If you have revealed your username and password in an email or via a linked website, and you think that you are victim of a phishing attack, you can recover your security and privacy by doing the following:
- Report the phish attack to the ISS Service Desk. The ISS Service Desk may ask you for a copy of the original phishing email. To send this to them, see Reporting phishing attacks.
- Change your University network password.
- Follow any advice given to you by the ISS Service Desk.
- Contact any other relevant organisations (e.g. your bank) as soon as possible using trusted contact details.
If the Service Desk confirms that your security has been compromised it is advisable to change all your passwords including, for example, passwords for your bank, Amazon and other commercial accounts.
Occasionally legitimate emails may accidentally be identified as spam. Ensure you check your Junk Email folder regularly. If you find legitimate email, right click on it, and from the Junk section select Not Junk.
If these are marked *ISS-Detected SPAM*, you should send them to False Spam (in the global address list). For step-by-step instructions, see: Report email wrongly marked as ISS-Detected SPAM. You can also help your recipient by passing them this information about how the University blocks spam.
For information about how to prevent emails you send being marked as spam, see Stop your outgoing email from being marked as spam.
SpamAssassin is an anti-spam program which ISS runs across the University email systems.
It checks all incoming email using a scoring mechanism to determine whether emails are genuine or spam.
In 2016-17, an average of 40 million emails a month were directed to the university:
- Around 70% were removed as obvious spam or infection by a combination of services;
- 5% of those were passed through as *ISS detected SPAM* for users to decide; and
- 25% of messages were classed as legitimate and allowed through.

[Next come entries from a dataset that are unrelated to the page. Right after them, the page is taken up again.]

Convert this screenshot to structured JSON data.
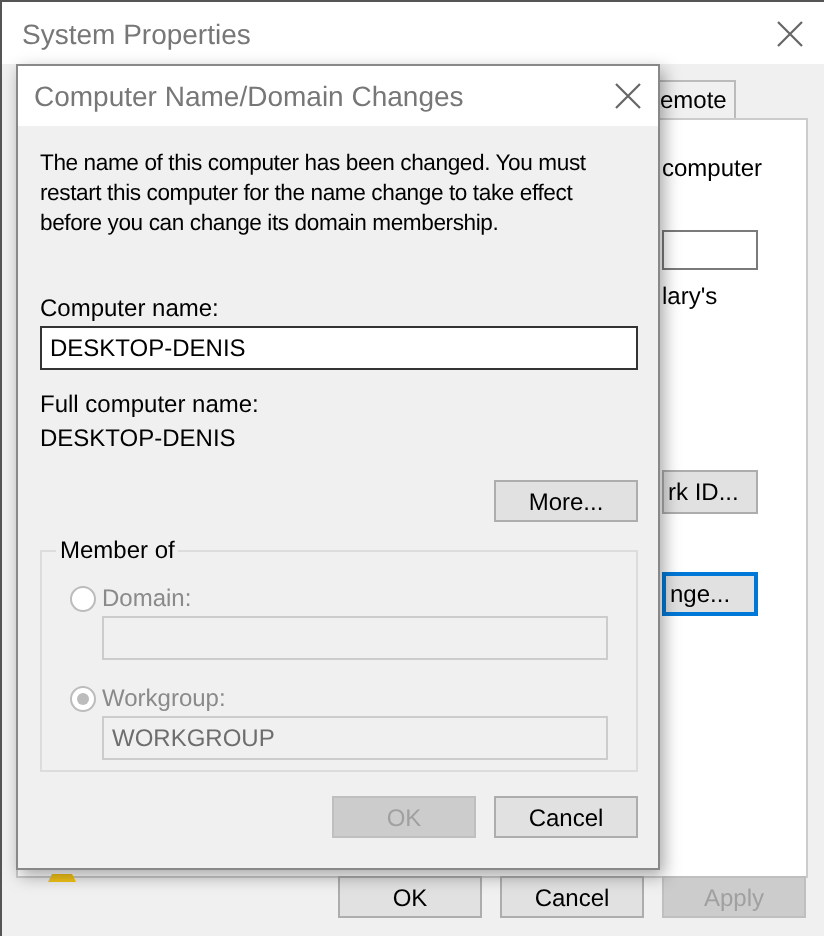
{
  "back_window": {
    "title": "System Properties",
    "tabs": [
      {
        "label": "emote",
        "selected": false
      }
    ],
    "texts": [
      "computer",
      "lary's"
    ],
    "buttons": [
      {
        "label": "rk ID...",
        "focused": false
      },
      {
        "label": "nge...",
        "focused": true
      }
    ],
    "footer_buttons": [
      {
        "label": "OK",
        "disabled": false
      },
      {
        "label": "Cancel",
        "disabled": false
      },
      {
        "label": "Apply",
        "disabled": true
      }
    ]
  },
  "dialog": {
    "title": "Computer Name/Domain Changes",
    "message": "The name of this computer has been changed.  You must restart this computer for the name change to take effect before you can change its domain membership.",
    "computer_name_label": "Computer name:",
    "computer_name": "DESKTOP-DENIS",
    "full_name_label": "Full computer name:",
    "full_name": "DESKTOP-DENIS",
    "more_button": "More...",
    "member_of": {
      "title": "Member of",
      "disabled": true,
      "options": [
        {
          "label": "Domain:",
          "selected": false
        },
        {
          "label": "Workgroup:",
          "selected": true,
          "value": "WORKGROUP"
        }
      ]
    },
    "buttons": [
      {
        "label": "OK",
        "disabled": true
      },
      {
        "label": "Cancel",
        "disabled": false
      }
    ]
  }
}
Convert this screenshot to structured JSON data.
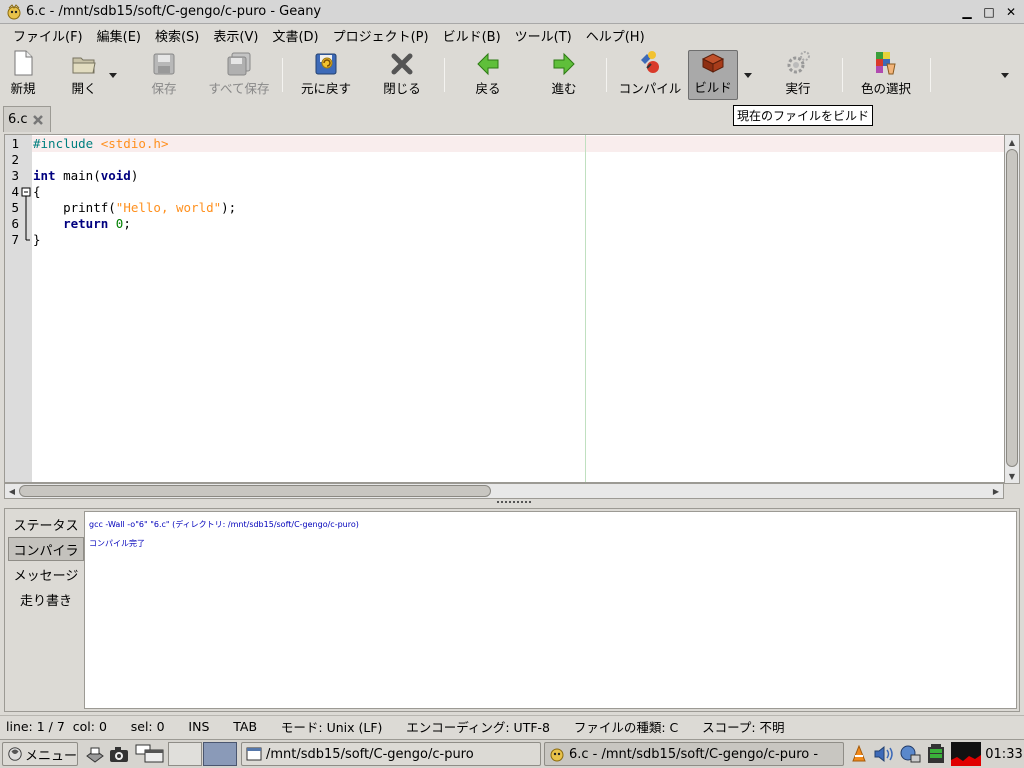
{
  "window": {
    "title": "6.c - /mnt/sdb15/soft/C-gengo/c-puro - Geany"
  },
  "menu": [
    "ファイル(F)",
    "編集(E)",
    "検索(S)",
    "表示(V)",
    "文書(D)",
    "プロジェクト(P)",
    "ビルド(B)",
    "ツール(T)",
    "ヘルプ(H)"
  ],
  "toolbar": {
    "new": "新規",
    "open": "開く",
    "save": "保存",
    "save_all": "すべて保存",
    "revert": "元に戻す",
    "close": "閉じる",
    "back": "戻る",
    "forward": "進む",
    "compile": "コンパイル",
    "build": "ビルド",
    "run": "実行",
    "color": "色の選択"
  },
  "tooltip": "現在のファイルをビルド",
  "tab": {
    "label": "6.c"
  },
  "editor": {
    "line_numbers": [
      "1",
      "2",
      "3",
      "4",
      "5",
      "6",
      "7"
    ],
    "lines": [
      [
        {
          "t": "#include ",
          "c": "pp"
        },
        {
          "t": "<stdio.h>",
          "c": "str"
        }
      ],
      [],
      [
        {
          "t": "int",
          "c": "kw"
        },
        {
          "t": " main(",
          "c": ""
        },
        {
          "t": "void",
          "c": "kw"
        },
        {
          "t": ")",
          "c": ""
        }
      ],
      [
        {
          "t": "{",
          "c": ""
        }
      ],
      [
        {
          "t": "    printf(",
          "c": ""
        },
        {
          "t": "\"Hello, world\"",
          "c": "str"
        },
        {
          "t": ");",
          "c": ""
        }
      ],
      [
        {
          "t": "    ",
          "c": ""
        },
        {
          "t": "return",
          "c": "kw"
        },
        {
          "t": " ",
          "c": ""
        },
        {
          "t": "0",
          "c": "num"
        },
        {
          "t": ";",
          "c": ""
        }
      ],
      [
        {
          "t": "}",
          "c": ""
        }
      ]
    ]
  },
  "message_tabs": {
    "status": "ステータス",
    "compiler": "コンパイラ",
    "messages": "メッセージ",
    "scribble": "走り書き"
  },
  "compiler_output": {
    "line1": "gcc -Wall -o\"6\" \"6.c\" (ディレクトリ: /mnt/sdb15/soft/C-gengo/c-puro)",
    "line2": "コンパイル完了"
  },
  "status": {
    "line": "line: 1 / 7",
    "col": "col: 0",
    "sel": "sel: 0",
    "ins": "INS",
    "tab": "TAB",
    "mode": "モード: Unix (LF)",
    "encoding": "エンコーディング: UTF-8",
    "filetype": "ファイルの種類: C",
    "scope": "スコープ: 不明"
  },
  "taskbar": {
    "menu": "メニュー",
    "task1": "/mnt/sdb15/soft/C-gengo/c-puro",
    "task2": "6.c - /mnt/sdb15/soft/C-gengo/c-puro -",
    "clock": "01:33"
  },
  "icons": {
    "new": "new-document-icon",
    "open": "open-folder-icon",
    "save": "save-disk-icon",
    "build": "build-bricks-icon",
    "run": "run-gear-icon",
    "color": "color-palette-icon"
  },
  "colors": {
    "keyword": "#00007f",
    "string": "#ff901e",
    "preprocessor": "#007f7f",
    "number": "#007f00",
    "compiler_text": "#0000bb"
  }
}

In the 25% allowed through (around 10 million emails each month) we estimate about 2% are undetected spam, these are often very short messages which automatic systems just can’t detect without impacting on the legitimate emails.
How the SpamAssassin spam filter works
Some of the things the filters look for are obvious. Words like 'viagra' and 'make money fast' in the message all add small positive amounts to the score. Text that comes as part of images or is downloaded from the web only when you actually read the message can't be scanned - but the filters do assess the message for how much text they contain compared to how much web content, and whether the web content contains a lot of ALL CAPS, bold text in large font sizes etc.
More weighting is given to 'delivery' information that accompanies each message (you don't normally see this when you read your mail). Bulk mailing tools used by spammers tend to leave their signatures here, and the filters evaluate whether the information is consistent, realistic, or has known bulk-mailer characteristics.
Does this mean I'll never get spam again?
Unfortunately, no. Although the approach used by the filters is very successful, and can be tuned over time to recognise spam even better, tests show that just over 80% of the spam that comes in to the University can be detected. However, that's a very substantial reduction.
SpamAssassin is being constantly developed to improve its detection rate; but of course, spammers are at the same time adapting their techniques to beat anti-spam programs.
Will genuine emails get lost by mistake?
Tests indicate that with the filters' sensitivity set to detect about 80% of the incoming spam, there should be very few cases where genuine email is misidentified as spam, and the system is monitored. However, if you believe that you're not receiving email that you expect, you should contact ISS.
It does sometimes happen that the system sometimes refuses a genuine message from a legitimate source, if that source happens to be on a blacklist or block list. Those on these lists have been identified as sending spam in the past. An error report goes back to the sender explains that the problem must be addressed at the sender's end.